システムプログラム 練習問題 #5

練習問題(501)

kill システムコールでシグナルを送るプログラムとシグナルを受け取るプログラムを使用して,プロセスからプロセスへシグナルが送られるのを確かめなさい.

ヒント: 端末ウィンドウを2つ開き,片方のウィンドウでシグナルを受け取るプログラムを動かし,もう片方のウィンドウでシグナルを送るプログラムを動かす. シグナルを受け取るプロセスのIDは ps コマンドで調べるか,シグナルを受け取るプログラムを変更して自分のプロセスIDを表示させるようにする.

練習問題(502)

複数の異なるシグナルに対してシグナルハンドラを設定し,シグナルに応じたシグナルハンドラが起動されることを確かめなさい.

ヒント: シグナルは様々な方法で発生させることができる. kill コマンドや kill システムコールを使えば,好きなシグナルを好きなプロセスに送信することができる. キー入力や GUI 操作でシグナルを発生させることもできる. 例えば Ctrl-z を入力すると SIGTSTP を発生させることができ,端末のウィンドウのサイズを変えると SIGWINCH を発生させることができる.

練習問題(503)

不正なメモリアクセスは SIGSEGV により通知される. 不正なメモリアクセスを意図的に行うとともに,不正なメモリアクセスとなったアクセス先アドレスを表示するプログラムを作成しなさい. アドレスの情報はシグナルが渡すデータ構造から取得し,表示はシグナルハンドラの中で行いなさい.

ヒント: sigaction のマニュアルの siginfo_t に関する部分を参照.

練習問題(504)

sleep は実はライブラリ関数である. シグナルの機能を用いて,sleep 相当の機能を持つ関数 mysleep を作りなさい.

mysleep は sleep と同じ戻り値を返すようにし,さらに,それを確かめる実行例を含めるようにすること. 現在時刻は time 関数により取得できる. 使用が終わり不要になったシグナルの設定はキャンセルし,もとの設定に戻すこと. nanosleep システムコールは使用しないこと. mysleep はリエントラント(再入可能)である必要はない.

ヒント: 現在時刻は time 関数や gettimeofday 関数によって取得できる. Linux では clock_gettime 関数の利用が推奨されている.

練習問題(505)

キーボードから1文字入力を読み込む関数 getchar にタイムアウト機能を追加した関数 mygetchar を作りなさい.
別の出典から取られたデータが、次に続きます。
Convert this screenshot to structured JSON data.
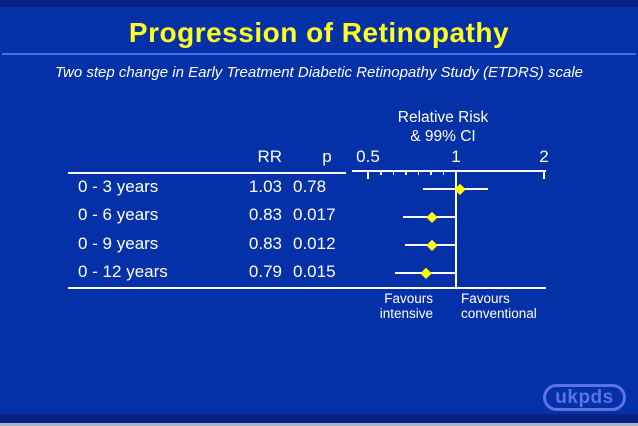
{
  "slide": {
    "title": "Progression of Retinopathy",
    "subtitle": "Two step change in Early Treatment Diabetic Retinopathy Study (ETDRS) scale",
    "logo": "ukpds"
  },
  "colors": {
    "background": "#0531a8",
    "border_strip": "#0a2184",
    "bottom_edge": "#a9b2c4",
    "title_yellow": "#ffff21",
    "underline_blue": "#4a6ae0",
    "text_white": "#ffffff",
    "marker_yellow": "#ffff00",
    "logo_blue": "#5c72e6"
  },
  "chart_data": {
    "type": "forest",
    "title": "Progression of Retinopathy",
    "subtitle": "Two step change in Early Treatment Diabetic Retinopathy Study (ETDRS) scale",
    "header_line1": "Relative Risk",
    "header_line2": "& 99% CI",
    "columns": {
      "rr": "RR",
      "p": "p"
    },
    "axis": {
      "scale": "log",
      "range": [
        0.5,
        2
      ],
      "ticks": [
        0.5,
        1,
        2
      ],
      "tick_labels": [
        "0.5",
        "1",
        "2"
      ],
      "minor_ticks_count_between_0.5_and_1": 6,
      "reference_line": 1
    },
    "rows": [
      {
        "label": "0 - 3 years",
        "rr": "1.03",
        "p": "0.78",
        "rr_value": 1.03,
        "ci_low": 0.77,
        "ci_high": 1.29
      },
      {
        "label": "0 - 6 years",
        "rr": "0.83",
        "p": "0.017",
        "rr_value": 0.83,
        "ci_low": 0.66,
        "ci_high": 0.99
      },
      {
        "label": "0 - 9 years",
        "rr": "0.83",
        "p": "0.012",
        "rr_value": 0.83,
        "ci_low": 0.67,
        "ci_high": 0.99
      },
      {
        "label": "0 - 12 years",
        "rr": "0.79",
        "p": "0.015",
        "rr_value": 0.79,
        "ci_low": 0.62,
        "ci_high": 0.99
      }
    ],
    "footer": {
      "left_line1": "Favours",
      "left_line2": "intensive",
      "right_line1": "Favours",
      "right_line2": "conventional"
    },
    "legend_position": "none",
    "grid": false
  }
}
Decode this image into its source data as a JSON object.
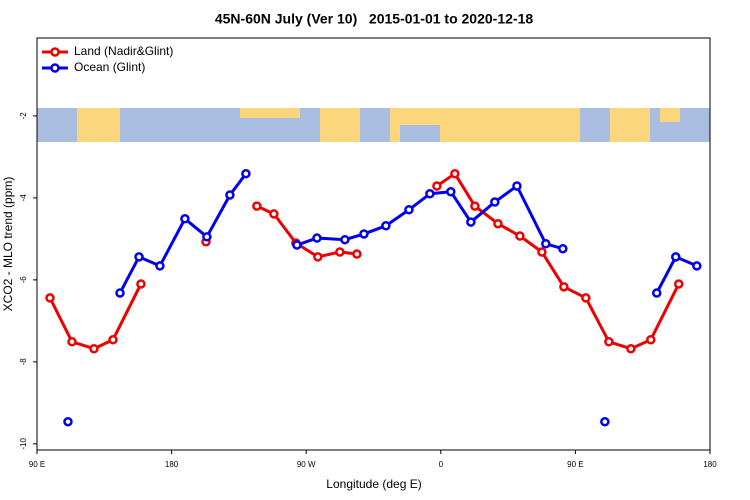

実行例では,上記の仕様を満たしていることを,以下の2つを表示することにより示しなさい. mygetchar の戻り値として,場合に応じて,キー入力値,-1,-2 の3種類が返されることを実行例で示しなさい. -3 を返す機能を完全に実装することは面倒なので,その機能は実装しなくて良いし,実行例に含める必要もない. もちろん,実装しても良い.

mygetchar はリエントラント(再入可能)である必要はない.

ヒント: シグナルの設定に用いるフラグに注意しよう.
ヒント: Ctrl-D によって EOF を入力することができる.Ctrl-C によって,フォアグラウンドのプロセスに SIGINT シグナルを送信することができる.

練習問題(506)

練習問題(407)と同じように,親プロセスと子プロセスが交互に実行することにより,交互に1文字出力するプログラムを,シグナルを用いて書きなさい. fork で作る子プロセスは1つだけとする.